Dans le cadre de cette « prévention », mes amis et moi avons appris à considérer tout Palestinien comme un ennemi et, en tant que tel, comme une cible légitime à attaquer. Lorsque nous partions en opérations pour « montrer notre présence », notre but était d'effrayer et de désorienter la population civile afin de lui faire comprendre qu'elle était sous notre contrôle. Nous remplissions cet objectif en patrouillant dans les rues et en pénétrant au hasard dans les maisons, à toute heure du jour et de la nuit. Ces opérations n'étaient motivées par aucune information précise des services de renseignement.
D'autres fois, nous « prévenions » le terrorisme en imposant une punition collective à des Palestiniens innocents. C'est une opération de ce genre qui nous fut confiée à la suite du meurtre d'une fillette de la colonie Adora par un Palestinien. Quelques heures après cet acte, nous avons bouclé le village de Tufach, à proximité de la colonie d'Adora.

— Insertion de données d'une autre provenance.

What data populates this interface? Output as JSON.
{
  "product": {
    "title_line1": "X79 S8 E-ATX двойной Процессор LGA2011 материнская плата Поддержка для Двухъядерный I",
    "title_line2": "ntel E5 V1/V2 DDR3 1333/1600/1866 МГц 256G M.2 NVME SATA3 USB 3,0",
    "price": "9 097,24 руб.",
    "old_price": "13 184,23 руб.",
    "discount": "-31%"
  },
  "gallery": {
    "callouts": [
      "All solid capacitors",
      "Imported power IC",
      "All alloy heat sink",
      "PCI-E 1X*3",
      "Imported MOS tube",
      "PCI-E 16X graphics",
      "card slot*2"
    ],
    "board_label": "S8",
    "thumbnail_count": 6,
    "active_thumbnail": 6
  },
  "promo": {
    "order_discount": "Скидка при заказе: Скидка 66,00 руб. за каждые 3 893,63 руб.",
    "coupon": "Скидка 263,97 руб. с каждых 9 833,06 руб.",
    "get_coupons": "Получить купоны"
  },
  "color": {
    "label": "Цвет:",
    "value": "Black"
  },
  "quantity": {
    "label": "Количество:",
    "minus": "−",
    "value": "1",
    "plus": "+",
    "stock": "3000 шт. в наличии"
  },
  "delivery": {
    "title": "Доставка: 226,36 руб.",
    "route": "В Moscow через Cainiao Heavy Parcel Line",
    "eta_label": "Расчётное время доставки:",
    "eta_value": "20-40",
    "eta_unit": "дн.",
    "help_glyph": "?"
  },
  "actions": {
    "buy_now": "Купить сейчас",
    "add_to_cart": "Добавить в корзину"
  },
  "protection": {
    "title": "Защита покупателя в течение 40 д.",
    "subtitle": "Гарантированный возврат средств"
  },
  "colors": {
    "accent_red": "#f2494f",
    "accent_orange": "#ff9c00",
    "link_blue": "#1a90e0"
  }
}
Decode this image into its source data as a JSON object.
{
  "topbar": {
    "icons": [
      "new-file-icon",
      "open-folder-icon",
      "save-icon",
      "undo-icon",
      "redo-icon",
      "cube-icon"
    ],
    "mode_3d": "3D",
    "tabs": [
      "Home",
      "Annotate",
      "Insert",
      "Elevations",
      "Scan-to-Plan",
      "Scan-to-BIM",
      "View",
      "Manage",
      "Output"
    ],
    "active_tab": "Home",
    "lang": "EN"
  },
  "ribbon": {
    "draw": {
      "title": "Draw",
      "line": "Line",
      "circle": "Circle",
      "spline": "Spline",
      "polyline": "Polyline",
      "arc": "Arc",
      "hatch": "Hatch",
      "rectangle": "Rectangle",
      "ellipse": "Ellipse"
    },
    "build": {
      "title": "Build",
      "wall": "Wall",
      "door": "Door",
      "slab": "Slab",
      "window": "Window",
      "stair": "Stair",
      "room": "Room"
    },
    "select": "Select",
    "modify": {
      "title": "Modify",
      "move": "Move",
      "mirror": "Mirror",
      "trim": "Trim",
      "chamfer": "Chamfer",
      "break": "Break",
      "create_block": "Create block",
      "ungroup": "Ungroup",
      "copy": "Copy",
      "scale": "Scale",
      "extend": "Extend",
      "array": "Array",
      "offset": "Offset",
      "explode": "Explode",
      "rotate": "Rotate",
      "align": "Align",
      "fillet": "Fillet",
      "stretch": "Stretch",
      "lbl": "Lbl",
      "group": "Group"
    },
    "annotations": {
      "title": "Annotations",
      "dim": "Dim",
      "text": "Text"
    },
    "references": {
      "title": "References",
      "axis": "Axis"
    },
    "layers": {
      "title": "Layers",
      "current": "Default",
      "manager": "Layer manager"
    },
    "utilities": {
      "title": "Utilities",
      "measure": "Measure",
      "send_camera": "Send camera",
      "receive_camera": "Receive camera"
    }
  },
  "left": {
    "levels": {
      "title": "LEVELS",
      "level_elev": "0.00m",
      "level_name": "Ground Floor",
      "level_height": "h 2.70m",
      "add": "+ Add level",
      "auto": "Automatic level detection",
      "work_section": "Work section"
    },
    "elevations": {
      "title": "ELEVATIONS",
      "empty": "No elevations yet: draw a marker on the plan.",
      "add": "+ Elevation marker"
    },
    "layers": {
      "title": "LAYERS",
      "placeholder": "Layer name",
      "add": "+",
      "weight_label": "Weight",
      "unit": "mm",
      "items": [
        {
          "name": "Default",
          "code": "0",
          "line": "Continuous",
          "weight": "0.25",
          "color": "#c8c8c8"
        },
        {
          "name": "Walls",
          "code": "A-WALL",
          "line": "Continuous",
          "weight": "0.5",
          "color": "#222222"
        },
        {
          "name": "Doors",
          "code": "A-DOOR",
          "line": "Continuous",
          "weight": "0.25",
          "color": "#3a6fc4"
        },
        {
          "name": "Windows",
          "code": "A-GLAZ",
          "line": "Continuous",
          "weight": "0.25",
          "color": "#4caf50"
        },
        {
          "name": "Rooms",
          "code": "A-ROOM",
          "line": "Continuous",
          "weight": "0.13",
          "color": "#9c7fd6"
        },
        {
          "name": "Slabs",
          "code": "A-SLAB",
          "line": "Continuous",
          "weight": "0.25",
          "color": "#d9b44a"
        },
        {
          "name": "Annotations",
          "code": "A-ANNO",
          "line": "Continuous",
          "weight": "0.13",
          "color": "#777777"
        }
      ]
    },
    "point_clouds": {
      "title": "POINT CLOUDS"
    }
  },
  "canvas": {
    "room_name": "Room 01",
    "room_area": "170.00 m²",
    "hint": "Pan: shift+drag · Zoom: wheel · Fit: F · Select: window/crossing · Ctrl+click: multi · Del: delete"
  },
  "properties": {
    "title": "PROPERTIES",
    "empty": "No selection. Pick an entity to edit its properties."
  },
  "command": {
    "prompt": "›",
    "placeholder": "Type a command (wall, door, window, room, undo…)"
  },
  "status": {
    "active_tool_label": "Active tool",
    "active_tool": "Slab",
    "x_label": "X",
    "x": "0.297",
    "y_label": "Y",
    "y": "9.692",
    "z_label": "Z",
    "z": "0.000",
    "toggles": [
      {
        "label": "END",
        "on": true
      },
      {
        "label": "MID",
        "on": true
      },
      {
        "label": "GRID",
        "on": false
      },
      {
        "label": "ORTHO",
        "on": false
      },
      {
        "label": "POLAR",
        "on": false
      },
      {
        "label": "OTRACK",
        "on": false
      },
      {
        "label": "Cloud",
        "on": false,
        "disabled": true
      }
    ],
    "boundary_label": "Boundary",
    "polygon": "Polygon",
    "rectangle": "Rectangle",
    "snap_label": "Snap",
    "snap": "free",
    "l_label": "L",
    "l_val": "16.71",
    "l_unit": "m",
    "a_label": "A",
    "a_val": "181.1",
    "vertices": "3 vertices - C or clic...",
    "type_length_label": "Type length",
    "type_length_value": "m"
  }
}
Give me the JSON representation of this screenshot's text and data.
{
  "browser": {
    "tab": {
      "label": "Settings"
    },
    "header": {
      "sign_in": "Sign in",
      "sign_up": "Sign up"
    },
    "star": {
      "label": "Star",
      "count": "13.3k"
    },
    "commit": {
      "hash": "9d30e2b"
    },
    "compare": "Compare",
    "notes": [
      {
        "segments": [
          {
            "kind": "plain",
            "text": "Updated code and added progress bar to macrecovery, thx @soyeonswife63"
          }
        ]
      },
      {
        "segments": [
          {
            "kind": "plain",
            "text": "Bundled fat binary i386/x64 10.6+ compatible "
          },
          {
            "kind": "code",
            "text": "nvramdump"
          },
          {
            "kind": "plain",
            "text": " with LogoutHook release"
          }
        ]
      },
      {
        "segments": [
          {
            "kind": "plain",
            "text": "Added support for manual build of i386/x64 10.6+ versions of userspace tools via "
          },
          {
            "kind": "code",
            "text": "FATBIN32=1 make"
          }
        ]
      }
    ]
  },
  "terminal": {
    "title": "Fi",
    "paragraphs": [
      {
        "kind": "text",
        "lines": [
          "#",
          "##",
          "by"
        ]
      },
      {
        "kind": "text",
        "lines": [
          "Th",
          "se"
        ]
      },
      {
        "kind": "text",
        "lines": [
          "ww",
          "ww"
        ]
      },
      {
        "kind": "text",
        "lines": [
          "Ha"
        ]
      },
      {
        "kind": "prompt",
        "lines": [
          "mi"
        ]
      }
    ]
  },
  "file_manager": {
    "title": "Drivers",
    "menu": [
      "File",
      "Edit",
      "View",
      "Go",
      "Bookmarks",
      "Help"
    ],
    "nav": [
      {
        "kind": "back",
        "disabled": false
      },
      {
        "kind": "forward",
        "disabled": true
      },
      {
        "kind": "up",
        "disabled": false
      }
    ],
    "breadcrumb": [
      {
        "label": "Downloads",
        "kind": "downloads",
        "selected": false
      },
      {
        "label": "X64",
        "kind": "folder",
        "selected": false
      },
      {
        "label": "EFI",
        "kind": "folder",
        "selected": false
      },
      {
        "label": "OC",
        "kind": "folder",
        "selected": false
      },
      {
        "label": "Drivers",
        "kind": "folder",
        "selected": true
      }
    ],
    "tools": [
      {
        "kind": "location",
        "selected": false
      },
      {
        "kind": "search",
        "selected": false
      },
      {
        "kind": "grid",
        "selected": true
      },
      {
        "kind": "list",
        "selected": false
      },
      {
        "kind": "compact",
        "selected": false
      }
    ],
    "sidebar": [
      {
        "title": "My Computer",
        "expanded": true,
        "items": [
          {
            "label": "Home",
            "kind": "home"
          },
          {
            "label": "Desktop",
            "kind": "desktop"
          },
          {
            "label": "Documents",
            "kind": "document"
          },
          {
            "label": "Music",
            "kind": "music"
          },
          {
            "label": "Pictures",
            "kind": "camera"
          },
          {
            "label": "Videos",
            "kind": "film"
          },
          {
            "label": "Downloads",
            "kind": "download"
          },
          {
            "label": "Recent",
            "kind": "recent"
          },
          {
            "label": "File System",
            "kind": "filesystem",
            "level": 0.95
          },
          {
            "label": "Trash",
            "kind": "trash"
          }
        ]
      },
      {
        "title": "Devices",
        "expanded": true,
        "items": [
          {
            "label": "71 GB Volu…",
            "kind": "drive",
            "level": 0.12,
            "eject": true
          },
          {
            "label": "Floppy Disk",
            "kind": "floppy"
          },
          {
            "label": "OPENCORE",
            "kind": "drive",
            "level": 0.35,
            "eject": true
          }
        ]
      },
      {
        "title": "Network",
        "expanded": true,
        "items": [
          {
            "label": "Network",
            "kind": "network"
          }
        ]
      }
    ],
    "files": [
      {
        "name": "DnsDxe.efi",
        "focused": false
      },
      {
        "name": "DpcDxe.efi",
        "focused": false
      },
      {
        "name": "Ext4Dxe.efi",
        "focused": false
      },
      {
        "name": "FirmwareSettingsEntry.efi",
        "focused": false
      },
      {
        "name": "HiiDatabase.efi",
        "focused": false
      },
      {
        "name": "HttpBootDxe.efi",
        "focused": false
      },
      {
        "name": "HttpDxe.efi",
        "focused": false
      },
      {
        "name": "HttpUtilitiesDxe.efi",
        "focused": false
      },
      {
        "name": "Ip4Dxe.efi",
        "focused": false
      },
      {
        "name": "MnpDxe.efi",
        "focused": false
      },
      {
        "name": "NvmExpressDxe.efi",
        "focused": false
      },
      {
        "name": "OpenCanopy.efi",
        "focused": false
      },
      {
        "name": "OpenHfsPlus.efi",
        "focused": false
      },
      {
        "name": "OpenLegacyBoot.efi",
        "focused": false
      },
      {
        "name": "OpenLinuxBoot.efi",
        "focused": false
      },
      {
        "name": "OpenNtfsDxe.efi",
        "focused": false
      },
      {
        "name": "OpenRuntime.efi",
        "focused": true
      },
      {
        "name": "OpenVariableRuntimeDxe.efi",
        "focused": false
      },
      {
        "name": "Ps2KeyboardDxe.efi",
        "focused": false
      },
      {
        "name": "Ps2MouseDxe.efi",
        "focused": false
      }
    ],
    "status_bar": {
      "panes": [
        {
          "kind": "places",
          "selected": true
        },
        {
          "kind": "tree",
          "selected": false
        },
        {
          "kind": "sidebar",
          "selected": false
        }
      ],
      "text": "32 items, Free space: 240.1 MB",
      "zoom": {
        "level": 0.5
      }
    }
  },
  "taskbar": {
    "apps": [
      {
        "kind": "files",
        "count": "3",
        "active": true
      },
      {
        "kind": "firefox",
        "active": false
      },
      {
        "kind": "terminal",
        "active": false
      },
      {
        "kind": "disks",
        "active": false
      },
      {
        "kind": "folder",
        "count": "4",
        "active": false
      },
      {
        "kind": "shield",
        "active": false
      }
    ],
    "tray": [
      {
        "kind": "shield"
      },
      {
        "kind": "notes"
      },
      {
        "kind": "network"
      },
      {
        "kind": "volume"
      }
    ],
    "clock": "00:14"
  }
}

Pendant une journée entière, nous avons fouillé une par une toutes les maisons du village. Nous arrêtions les hommes et les envoyions à l'école du village, transformée en centre d'interrogatoire. Nous n'avons rien trouvé, mais en y repensant aujourd'hui, je m'aperçois que là n'était pas l'objectif. Par ces perquisitions et ces arrestations, nous avions semé la peur.
Les tirs de roquettes depuis Gaza sur les civils israéliens sont des actes horribles qui n'ont aucune justification. Ils menacent des vies d'hommes, de femmes et d'enfants dans tout le pays et ont d'ores et déjà blessé plusieurs personnes et tué un Israélien. Mais ces tirs de roquettes ne font pas de tous les habitants de Gaza les cibles légitimes d'une destruction de masse, tout comme le meurtre d'un enfant n'aurait pas dû faire des habitants de Tufach des cibles légitimes justifiant arrestations aléatoires et fouilles de logements. Plusieurs centaines de Palestiniens, civils pour la plupart, ont été tués jusqu'ici dans les attaques israéliennes.
Depuis quelques jours, toujours au nom de la notion de défense, nous attaquons même la population civile qui se trouve sous contrôle israélien. En dépit du retrait auquel nous avons procédé en 2005, nous exerçons un contrôle quasi total sur l'espace aérien et les eaux territoriales gazaouis, sur les zones tampons à l'intérieur de la bande de Gaza, et sur les entrées et sorties – des personnes comme des marchandises – du territoire gazaoui. Les registres d'état civil de la population sont sous contrôle israélien et pour qu'un Palestinien puisse obtenir une carte d'identité lorsqu'il atteint l'âge de 16 ans, les autorités israéliennes doivent donner leur accord. Ce contrôle se manifeste sous la forme de ces opérations militaires conduites périodiquement qui causent des dégâts terribles non seulement à l'infrastructure paramilitaire, mais aussi parmi les civils qui vivent à Gaza.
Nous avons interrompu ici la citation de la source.